Беседовала Надежда Ажгихина
Интервью опубликовано в журнале «Журналист»
Когда-то мы работали в одной газете. Точнее, я была стажером, а Вячеслав Михайлович — редактором самого свободного, наверное, в те «застойные» годы отдела — морали и права. Сегодня писатель и сценарист Недошивин — автор ставшей культовой книги «Джордж Оруэлл. Неприступная душа», переводчик его текстов. Его книги «Прогулки по Серебряному веку. Очень личные истории из жизни петербургских зданий», «Адреса любви. Дома и домочадцы русской литературы», документальные телеэпопеи («Безымянные дома. Неизвестные страницы Серебряного века» и «Безымянные дома.

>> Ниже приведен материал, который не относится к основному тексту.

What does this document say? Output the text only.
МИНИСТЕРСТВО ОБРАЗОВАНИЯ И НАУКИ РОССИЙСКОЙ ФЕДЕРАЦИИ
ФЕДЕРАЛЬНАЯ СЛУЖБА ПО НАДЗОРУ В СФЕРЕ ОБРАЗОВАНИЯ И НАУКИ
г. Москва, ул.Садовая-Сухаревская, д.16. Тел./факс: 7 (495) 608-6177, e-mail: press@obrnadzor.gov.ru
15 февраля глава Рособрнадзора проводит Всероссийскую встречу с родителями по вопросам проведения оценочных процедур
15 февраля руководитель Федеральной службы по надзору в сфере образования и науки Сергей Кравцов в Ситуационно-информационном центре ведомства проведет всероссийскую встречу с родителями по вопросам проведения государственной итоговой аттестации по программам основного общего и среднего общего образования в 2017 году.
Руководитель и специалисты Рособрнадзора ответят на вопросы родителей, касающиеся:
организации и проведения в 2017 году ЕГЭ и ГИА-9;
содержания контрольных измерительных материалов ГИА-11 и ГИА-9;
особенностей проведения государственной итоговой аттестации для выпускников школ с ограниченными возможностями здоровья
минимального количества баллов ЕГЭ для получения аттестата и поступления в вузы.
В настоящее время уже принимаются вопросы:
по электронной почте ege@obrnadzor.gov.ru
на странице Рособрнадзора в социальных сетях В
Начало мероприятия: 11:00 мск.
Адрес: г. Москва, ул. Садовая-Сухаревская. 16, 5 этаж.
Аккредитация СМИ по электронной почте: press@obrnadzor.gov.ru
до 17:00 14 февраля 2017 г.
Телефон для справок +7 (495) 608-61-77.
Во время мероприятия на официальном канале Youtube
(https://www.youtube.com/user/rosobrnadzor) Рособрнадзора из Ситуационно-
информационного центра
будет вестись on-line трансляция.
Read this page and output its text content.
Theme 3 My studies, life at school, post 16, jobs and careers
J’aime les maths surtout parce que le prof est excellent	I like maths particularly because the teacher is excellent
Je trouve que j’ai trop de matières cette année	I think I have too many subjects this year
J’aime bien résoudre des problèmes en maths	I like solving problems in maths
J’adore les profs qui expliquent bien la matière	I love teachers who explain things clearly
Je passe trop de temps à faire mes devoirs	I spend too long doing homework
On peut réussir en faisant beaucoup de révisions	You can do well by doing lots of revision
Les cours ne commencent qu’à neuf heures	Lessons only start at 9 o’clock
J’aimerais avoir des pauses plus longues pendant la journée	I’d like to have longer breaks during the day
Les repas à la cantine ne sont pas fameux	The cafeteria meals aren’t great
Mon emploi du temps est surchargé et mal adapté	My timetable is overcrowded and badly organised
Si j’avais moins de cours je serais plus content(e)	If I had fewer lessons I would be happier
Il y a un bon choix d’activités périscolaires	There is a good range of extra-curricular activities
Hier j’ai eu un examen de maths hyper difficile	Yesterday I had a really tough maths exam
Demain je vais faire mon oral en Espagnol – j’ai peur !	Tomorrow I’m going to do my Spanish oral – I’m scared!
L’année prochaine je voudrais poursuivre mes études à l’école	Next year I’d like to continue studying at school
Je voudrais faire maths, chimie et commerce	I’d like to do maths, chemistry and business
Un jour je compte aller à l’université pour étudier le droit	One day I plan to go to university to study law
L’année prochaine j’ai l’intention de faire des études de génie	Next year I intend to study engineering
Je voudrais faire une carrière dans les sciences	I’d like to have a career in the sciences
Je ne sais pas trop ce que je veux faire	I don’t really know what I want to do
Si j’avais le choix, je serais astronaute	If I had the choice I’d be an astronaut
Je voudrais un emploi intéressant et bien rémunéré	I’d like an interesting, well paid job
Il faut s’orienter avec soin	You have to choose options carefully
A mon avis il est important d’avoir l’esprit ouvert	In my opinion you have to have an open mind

Москва Серебряного века») — классика современного просветительства, доказывающая в очередной раз, что отечественная традиция неотделима от публицистического слова.
— Твоя журналистская карьера складывалась блестяще — ленинградская «Смена», «Комсомолка» в лучший свой период… Что побудило резко сменить вектор, казалось бы, логичный и успешный, пойти в литературу? Как это произошло?
— Карьера, говоришь? Блестящая? Ну-ну… По мне — так цепь неудач.
Хотел быть военным — выгнали из Суворовского за поведение — призывал якобы к бунту. Сорванные «перед строем» погоны, вырванные «с мясом» лампасы. В шестнадцать — это трагедия! Пошел в Ленинграде учеником печатника — родители пенсионеры, две младшие сестры. Поступал на театроведа — провалил коллоквиум, не все ленинские статьи о Толстом вспомнил. В итоге — три года армии: новый крах…
Из «Смены» после заводской многотиражки тоже едва не вышибли, пока не нашел «свою» тему о подростках. Образование — заочная журналистика, то есть, считай, никакое. В 18 лет на шее ребенок, затянувшийся «школьный роман» (недавно с женой отметили 55 лет совместной жизни!) и… ноль перспектив. Такая вот «карьера»!
Одному парню из обкома комсомола нравились мои материалы о «трудновоспитуемых», я даже как-то отклик его напечатал в ряду других: «Г. Селезнев, зам. зав. отделом ОК ВЛКСМ». А потом он «спланировал» к нам главным редактором. Странно, но взял меня своим замом (по секрету скажу: приносил втихаря свои первые заметки: поправь, дескать, перед тем, как сдать в машбюро). Полтора года я «вел номера» родной газеты, но все же с главным мы оказались ну очень разными. Я уже прочел полуслепой экземпляр романа Оруэлла и кучу всего такого (у нас был свой круг в газете и свои взгляды), а он — обкомовец, что тут скажешь… Помню, повздорили из-за академика Лихачева, его тогда «неизвестные» избили в подъезде. Я считал, что это не случайно, а он отрицал это: любого-де хулиганы могут избить. Словом, противоречия накапливались, и тут, представь, открывается место собкора «Комсомолки» в городе. «Гена, я пойду?» — «Иди!» — думаю, с облегчением сказал он.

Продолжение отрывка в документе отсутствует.